Tertarik Mengikuti Terapi Hiperbarik? Ini Dia Syarat-syaratnya Sebelum Mengikuti Terapi Oksigen Itu

Moh Habib Asyhad

Editor

Kebakaran Ruang Hiperbarik RSAL Mintohardjo: Sejarah Terapi Hiperbarik
Kebakaran Ruang Hiperbarik RSAL Mintohardjo: Sejarah Terapi Hiperbarik

Intisari-online.com—Tadinya juga sebelum hiperbarik dikenal untuk penyembuhan, terapi ini banyak digunakan oleh para penyelam untuk mengatasi penyakit dekompresi alias kelebihan nitrogen saat menyelam.

Tidak heran kalau terapi hiperbarik dimiliki hampir semua rumah sakit angkatan laut di dunia.

(Baca juga:Berharap Sembuh dengan Menghirup Oksigen Murni, Kenapa Tidak?)

“Hiperbarik paling utama ditujukan untuk proses penyembuhan luka,” ujar dr. Aditya Handoko Hartantodari Klinik Hiperbarik RS Grha Kedoya, Jakarta Barat.

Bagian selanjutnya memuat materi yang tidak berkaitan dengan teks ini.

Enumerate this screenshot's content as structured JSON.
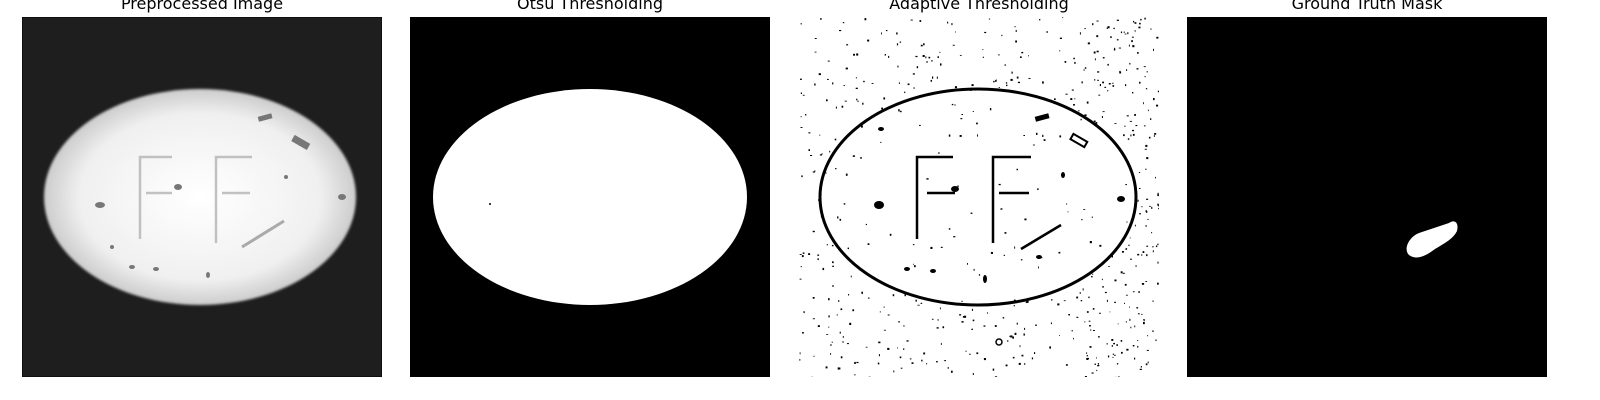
{
  "panels": [
    {
      "title": "Preprocessed Image"
    },
    {
      "title": "Otsu Thresholding"
    },
    {
      "title": "Adaptive Thresholding"
    },
    {
      "title": "Ground Truth Mask"
    }
  ]
}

Luka yang dimaksud adalah luka yang mengalami delayed of healing alias sulit untuk sembuh setelah 30 hari luka terjadi padahal sudah menerima pengobatan.

Berikut ini syarat dan indikasi untuk mengikuti terapi hiperbarik:

  1. Untuk anak-anak di bawah 12 tahun, harus dengan indikasi medis atau pertimbangan medis.
  2. Melampirkan hasil cek kesehatan. Sebab pasien yang memiliki riwayat pneumotoraks tidak disarankan mengikuti terapi ini.
  3. Pasien yang menggunakan pacemaker atau alat pacu detak jantung yang dipasang pada jantung juga tidak disarankan. Tekanan tinggi dapat merusak alat tersebut.
  4. Pengguna obat-obatan tertentu, seperti obat kemoterapi bleomycin dapat mengakibatkan pneumonia interstitial.
Jika syarat di atas adalah ketentuan mutlak, ada pula beberapa indikasi relatif yang tidak disarankan melakukan hiperbarik kecuali kasus urgen:

  1. Ibu hamil pada trimester pertama, kecuali jika ibu hamil itu mengalami keracunan karbon monoksida.
  2. Penderita sinusitis akut.
  3. Penderita asma akut.
  4. Penderita gangguan kecemasan
  5. Klaustrofobia
(Baca juga:Balita Ini Harus Habiskan 20 Jam Sehari di Bawah Lampu Terapi untuk Mengobati Penyakit Liver Langka)

Jadi, itulah beberapa hal yang mesti Anda ketahui sebelum memutuskan mengikuti terapi yang , meskipun sudah ngetren, tapi di Jakarta fasilitasnya belum banyak ini.